Marnie Banger and Rebecca Gredley
(Australian Associated Press)
Prime Minister Scott Morrison will have a less complicated job of getting bills through parliament after a Senate election results were finalised.
Coalition Senate negotiators will only need the support of four crossbenchers to win legislation votes in the upper house if they don’t have the backing of Labor or the Greens.
In the previous parliament, the coalition only had 31 senators – requiring it to get Labor, the Greens or a mixed bag of eight out of 10 crossbenchers on side to pass legislation.
With the confirmation on Wednesday of the Victorian Senate results, Mr Morrison’s Liberal-National coalition will have 35 senators in the 76-seat upper house.
Labor will have 26, with nine Greens, two One Nation, two Centre Alliance, Australian Conservative Cory Bernardi and Tasmanian independent Jacqui Lambie.
Labor leader Anthony Albanese has flagged a new era of “solutions” rather than arguments when federal politicians return to Canberra on July 2.
Mr Albanese says he expects to speak with Mr Morrison before parliament returns, after the pair had a “very constructive discussion” at Bob Hawke’s memorial service in Sydney.
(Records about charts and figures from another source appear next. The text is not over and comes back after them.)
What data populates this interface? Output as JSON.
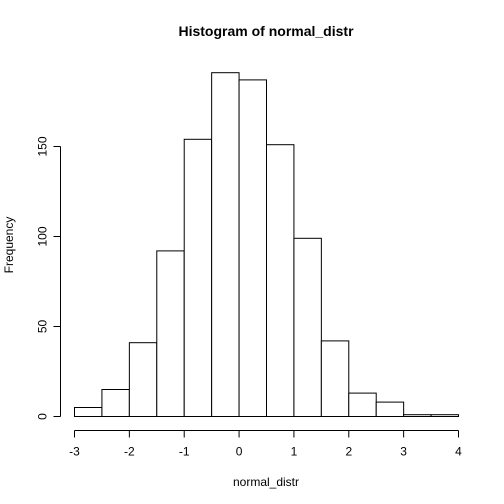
{
  "chart_data": {
    "type": "bar",
    "title": "Histogram of normal_distr",
    "xlabel": "normal_distr",
    "ylabel": "Frequency",
    "bins": [
      {
        "start": -3.0,
        "end": -2.5,
        "count": 5
      },
      {
        "start": -2.5,
        "end": -2.0,
        "count": 15
      },
      {
        "start": -2.0,
        "end": -1.5,
        "count": 41
      },
      {
        "start": -1.5,
        "end": -1.0,
        "count": 92
      },
      {
        "start": -1.0,
        "end": -0.5,
        "count": 154
      },
      {
        "start": -0.5,
        "end": 0.0,
        "count": 191
      },
      {
        "start": 0.0,
        "end": 0.5,
        "count": 187
      },
      {
        "start": 0.5,
        "end": 1.0,
        "count": 151
      },
      {
        "start": 1.0,
        "end": 1.5,
        "count": 99
      },
      {
        "start": 1.5,
        "end": 2.0,
        "count": 42
      },
      {
        "start": 2.0,
        "end": 2.5,
        "count": 13
      },
      {
        "start": 2.5,
        "end": 3.0,
        "count": 8
      },
      {
        "start": 3.0,
        "end": 3.5,
        "count": 1
      },
      {
        "start": 3.5,
        "end": 4.0,
        "count": 1
      }
    ],
    "xlim": [
      -3,
      4
    ],
    "ylim": [
      0,
      200
    ],
    "x_ticks": [
      "-3",
      "-2",
      "-1",
      "0",
      "1",
      "2",
      "3",
      "4"
    ],
    "y_ticks": [
      "0",
      "50",
      "100",
      "150"
    ],
    "grid": false,
    "colors": {
      "bar_fill": "#ffffff",
      "bar_stroke": "#000000",
      "axis": "#000000",
      "background": "#ffffff"
    }
  }
}
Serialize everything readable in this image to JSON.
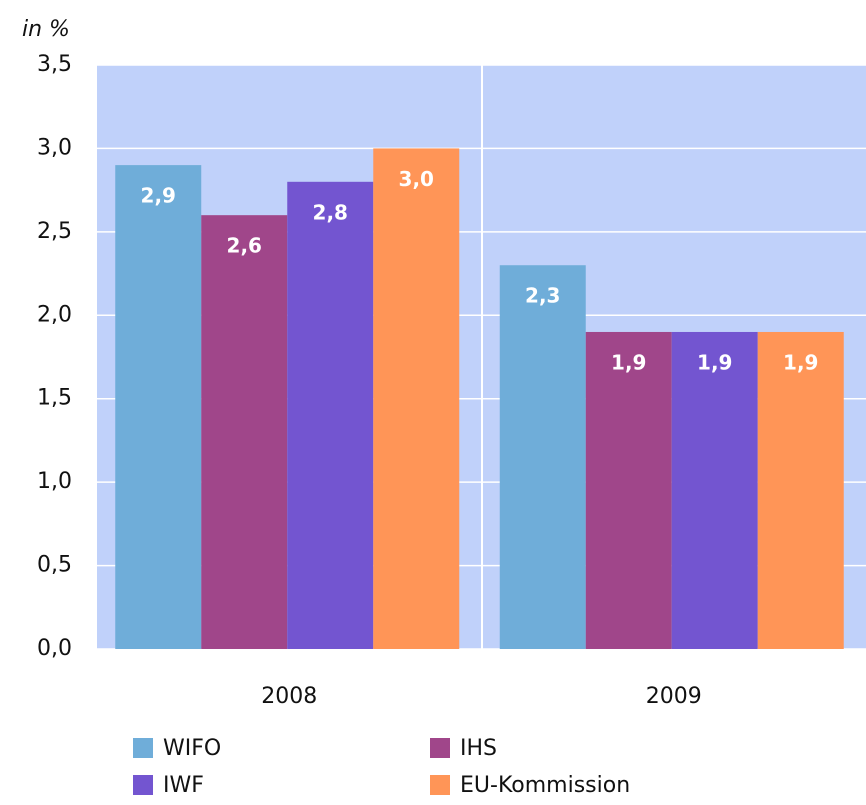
{
  "chart_data": {
    "type": "bar",
    "y_axis_label": "in %",
    "categories": [
      "2008",
      "2009"
    ],
    "series": [
      {
        "name": "WIFO",
        "color": "#6fadd9",
        "values": [
          2.9,
          2.3
        ],
        "value_labels": [
          "2,9",
          "2,3"
        ]
      },
      {
        "name": "IHS",
        "color": "#a0468a",
        "values": [
          2.6,
          1.9
        ],
        "value_labels": [
          "2,6",
          "1,9"
        ]
      },
      {
        "name": "IWF",
        "color": "#7355d0",
        "values": [
          2.8,
          1.9
        ],
        "value_labels": [
          "2,8",
          "1,9"
        ]
      },
      {
        "name": "EU-Kommission",
        "color": "#ff9557",
        "values": [
          3.0,
          1.9
        ],
        "value_labels": [
          "3,0",
          "1,9"
        ]
      }
    ],
    "ylim": [
      0,
      3.5
    ],
    "yticks": [
      {
        "value": 0,
        "label": "0,0"
      },
      {
        "value": 0.5,
        "label": "0,5"
      },
      {
        "value": 1,
        "label": "1,0"
      },
      {
        "value": 1.5,
        "label": "1,5"
      },
      {
        "value": 2,
        "label": "2,0"
      },
      {
        "value": 2.5,
        "label": "2,5"
      },
      {
        "value": 3,
        "label": "3,0"
      },
      {
        "value": 3.5,
        "label": "3,5"
      }
    ],
    "grid": true
  }
}
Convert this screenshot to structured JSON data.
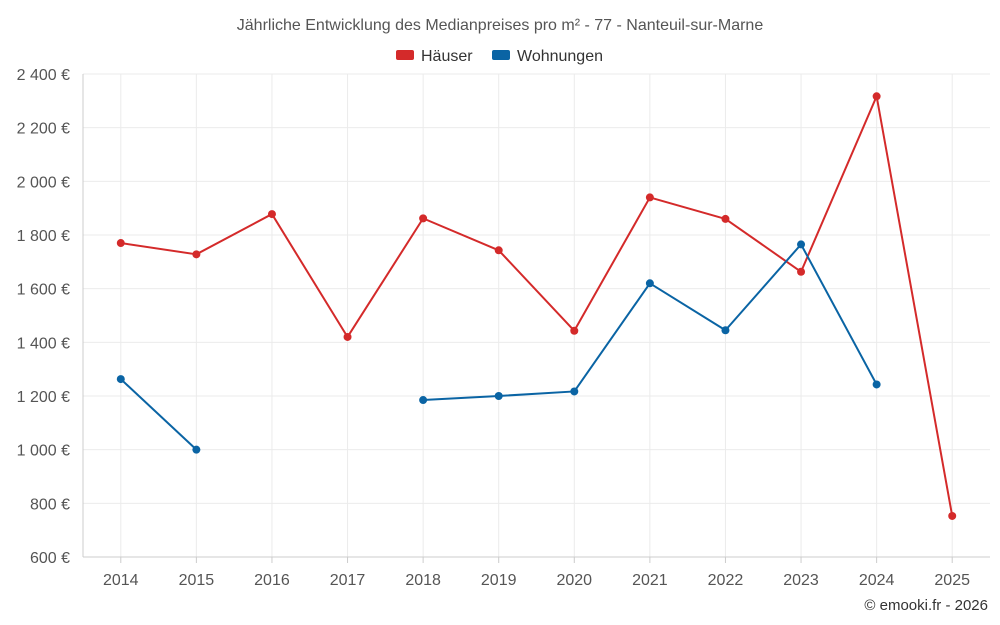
{
  "chart_data": {
    "type": "line",
    "title": "Jährliche Entwicklung des Medianpreises pro m² - 77 - Nanteuil-sur-Marne",
    "categories": [
      "2014",
      "2015",
      "2016",
      "2017",
      "2018",
      "2019",
      "2020",
      "2021",
      "2022",
      "2023",
      "2024",
      "2025"
    ],
    "ylim": [
      600,
      2400
    ],
    "yticks": [
      600,
      800,
      1000,
      1200,
      1400,
      1600,
      1800,
      2000,
      2200,
      2400
    ],
    "ytick_labels": [
      "600 €",
      "800 €",
      "1 000 €",
      "1 200 €",
      "1 400 €",
      "1 600 €",
      "1 800 €",
      "2 000 €",
      "2 200 €",
      "2 400 €"
    ],
    "xlabel": "",
    "ylabel": "",
    "grid": true,
    "legend_position": "top-center",
    "series": [
      {
        "name": "Häuser",
        "color": "#d42a2a",
        "values": [
          1770,
          1728,
          1878,
          1420,
          1862,
          1743,
          1443,
          1940,
          1860,
          1663,
          2317,
          753
        ]
      },
      {
        "name": "Wohnungen",
        "color": "#0a64a4",
        "values": [
          1263,
          1000,
          null,
          null,
          1185,
          1200,
          1217,
          1620,
          1445,
          1765,
          1243,
          null
        ]
      }
    ],
    "credit": "© emooki.fr - 2026"
  }
}
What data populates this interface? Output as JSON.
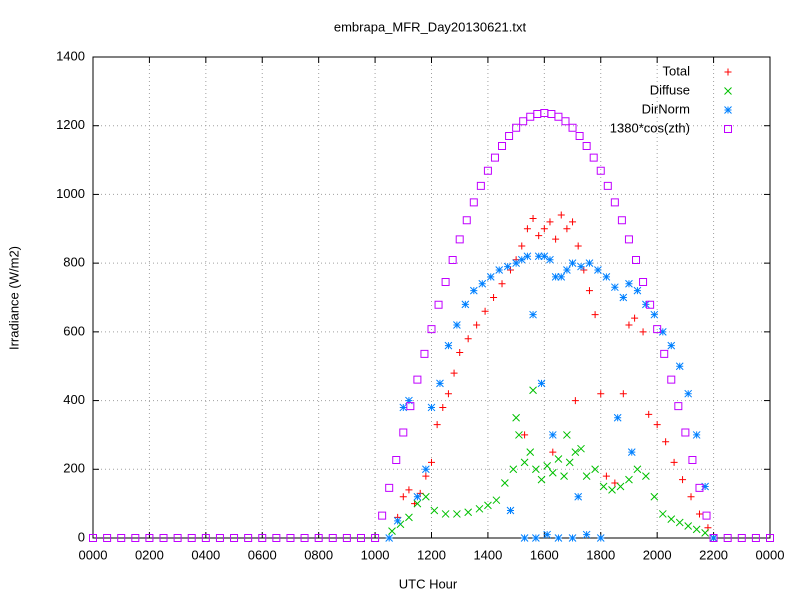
{
  "chart_data": {
    "type": "scatter",
    "title": "embrapa_MFR_Day20130621.txt",
    "xlabel": "UTC Hour",
    "ylabel": "Irradiance (W/m2)",
    "xlim": [
      0,
      24
    ],
    "ylim": [
      0,
      1400
    ],
    "xticks": [
      {
        "value": 0,
        "label": "0000"
      },
      {
        "value": 2,
        "label": "0200"
      },
      {
        "value": 4,
        "label": "0400"
      },
      {
        "value": 6,
        "label": "0600"
      },
      {
        "value": 8,
        "label": "0800"
      },
      {
        "value": 10,
        "label": "1000"
      },
      {
        "value": 12,
        "label": "1200"
      },
      {
        "value": 14,
        "label": "1400"
      },
      {
        "value": 16,
        "label": "1600"
      },
      {
        "value": 18,
        "label": "1800"
      },
      {
        "value": 20,
        "label": "2000"
      },
      {
        "value": 22,
        "label": "2200"
      },
      {
        "value": 24,
        "label": "0000"
      }
    ],
    "yticks": [
      0,
      200,
      400,
      600,
      800,
      1000,
      1200,
      1400
    ],
    "grid": true,
    "legend": "upper right",
    "series": [
      {
        "name": "Total",
        "color": "#ff0000",
        "marker": "plus",
        "x": [
          10.8,
          11.0,
          11.2,
          11.4,
          11.6,
          11.8,
          12.0,
          12.2,
          12.4,
          12.6,
          12.8,
          13.0,
          13.3,
          13.6,
          13.9,
          14.2,
          14.5,
          14.8,
          15.0,
          15.2,
          15.4,
          15.6,
          15.8,
          16.0,
          16.2,
          16.4,
          16.6,
          16.8,
          17.0,
          17.2,
          17.4,
          17.6,
          17.8,
          18.0,
          18.2,
          18.5,
          18.8,
          19.0,
          19.2,
          19.5,
          19.7,
          20.0,
          20.3,
          20.6,
          20.9,
          21.2,
          21.5,
          21.8,
          22.0,
          15.3,
          16.3,
          17.1
        ],
        "values": [
          60,
          120,
          140,
          100,
          130,
          180,
          220,
          330,
          380,
          420,
          480,
          540,
          580,
          620,
          660,
          700,
          740,
          780,
          810,
          850,
          900,
          930,
          880,
          900,
          920,
          870,
          940,
          900,
          920,
          850,
          780,
          720,
          650,
          420,
          180,
          160,
          420,
          620,
          640,
          600,
          360,
          330,
          280,
          220,
          170,
          120,
          70,
          30,
          0,
          300,
          250,
          400
        ]
      },
      {
        "name": "Diffuse",
        "color": "#00c000",
        "marker": "cross",
        "x": [
          10.6,
          10.9,
          11.2,
          11.5,
          11.8,
          12.1,
          12.5,
          12.9,
          13.3,
          13.7,
          14.0,
          14.3,
          14.6,
          14.9,
          15.1,
          15.3,
          15.5,
          15.7,
          15.9,
          16.1,
          16.3,
          16.5,
          16.7,
          16.9,
          17.1,
          17.3,
          17.5,
          17.8,
          18.1,
          18.4,
          18.7,
          19.0,
          19.3,
          19.6,
          19.9,
          20.2,
          20.5,
          20.8,
          21.1,
          21.4,
          21.7,
          22.0,
          15.0,
          15.6,
          16.8
        ],
        "values": [
          20,
          40,
          60,
          100,
          120,
          80,
          70,
          70,
          75,
          85,
          95,
          110,
          160,
          200,
          300,
          220,
          250,
          200,
          170,
          210,
          190,
          230,
          180,
          220,
          250,
          260,
          180,
          200,
          150,
          140,
          150,
          170,
          200,
          180,
          120,
          70,
          55,
          45,
          35,
          25,
          15,
          0,
          350,
          430,
          300
        ]
      },
      {
        "name": "DirNorm",
        "color": "#0080ff",
        "marker": "star",
        "x": [
          10.5,
          10.8,
          11.0,
          11.2,
          11.5,
          11.8,
          12.0,
          12.3,
          12.6,
          12.9,
          13.2,
          13.5,
          13.8,
          14.1,
          14.4,
          14.7,
          15.0,
          15.2,
          15.4,
          15.6,
          15.8,
          16.0,
          16.2,
          16.4,
          16.6,
          16.8,
          17.0,
          17.3,
          17.6,
          17.9,
          18.2,
          18.5,
          18.8,
          19.0,
          19.3,
          19.6,
          19.9,
          20.2,
          20.5,
          20.8,
          21.1,
          21.4,
          21.7,
          22.0,
          15.3,
          15.7,
          16.1,
          16.5,
          17.0,
          17.5,
          18.0,
          14.8,
          15.9,
          16.3,
          17.2,
          18.6,
          19.1
        ],
        "values": [
          0,
          50,
          380,
          400,
          120,
          200,
          380,
          450,
          560,
          620,
          680,
          720,
          740,
          760,
          780,
          790,
          800,
          810,
          820,
          650,
          820,
          820,
          810,
          760,
          760,
          780,
          800,
          790,
          800,
          780,
          760,
          730,
          700,
          740,
          720,
          680,
          650,
          600,
          560,
          500,
          420,
          300,
          150,
          0,
          0,
          0,
          10,
          0,
          0,
          10,
          0,
          80,
          450,
          300,
          120,
          350,
          250
        ]
      },
      {
        "name": "1380*cos(zth)",
        "color": "#c000ff",
        "marker": "square",
        "x": [
          0,
          0.5,
          1,
          1.5,
          2,
          2.5,
          3,
          3.5,
          4,
          4.5,
          5,
          5.5,
          6,
          6.5,
          7,
          7.5,
          8,
          8.5,
          9,
          9.5,
          10,
          10.25,
          10.5,
          10.75,
          11,
          11.25,
          11.5,
          11.75,
          12,
          12.25,
          12.5,
          12.75,
          13,
          13.25,
          13.5,
          13.75,
          14,
          14.25,
          14.5,
          14.75,
          15,
          15.25,
          15.5,
          15.75,
          16,
          16.25,
          16.5,
          16.75,
          17,
          17.25,
          17.5,
          17.75,
          18,
          18.25,
          18.5,
          18.75,
          19,
          19.25,
          19.5,
          19.75,
          20,
          20.25,
          20.5,
          20.75,
          21,
          21.25,
          21.5,
          21.75,
          22,
          22.5,
          23,
          23.5,
          24
        ],
        "values": [
          0,
          0,
          0,
          0,
          0,
          0,
          0,
          0,
          0,
          0,
          0,
          0,
          0,
          0,
          0,
          0,
          0,
          0,
          0,
          0,
          0,
          65,
          146,
          227,
          307,
          384,
          461,
          536,
          608,
          679,
          745,
          809,
          869,
          925,
          977,
          1025,
          1069,
          1107,
          1141,
          1170,
          1194,
          1213,
          1226,
          1234,
          1237,
          1234,
          1226,
          1213,
          1194,
          1170,
          1141,
          1107,
          1069,
          1025,
          977,
          925,
          869,
          809,
          745,
          679,
          608,
          536,
          461,
          384,
          307,
          227,
          146,
          65,
          0,
          0,
          0,
          0,
          0
        ]
      }
    ]
  }
}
“I’m always available to engage in a positive way. One of the things I’ve said is I’m the Labor leader, not the Opposition Leader,” Mr Albanese told 2GB radio on Wednesday.
“I don’t want to oppose for its own sake – people are looking for solutions rather than arguments.
“They really want us to get agreement wherever is possible.”
The Liberals won three of the six Senate seats in Victoria which were up for election, with incumbents James Paterson and Jane Hume joined by fresh face David Van.
Labor senator Raff Ciccone has held onto his spot after taking Victorian factional ally Jacinta Collins’ place when she retired earlier this year.
Former United Voice state secretary Jess Walsh will join Senator Ciccone in Labor’s team after gaining second place on the party’s ticket over outgoing senator Gavin Marshall.
The Greens’ Janet Rice will also return to the Senate when parliament resumes.
Former broadcaster Derryn Hinch will say goodbye to federal parliament, after not receiving enough votes to extend his term.
All 151 House of Representatives seats have now been declared.
Mr Morrison will head into the 46th parliament with 77 seats in the lower house.
Labor will have 68 seats, down one on its previous position, while there will be six MPs on the crossbench – one Green, one Centre Alliance, Queensland’s Bob Katter and three independents.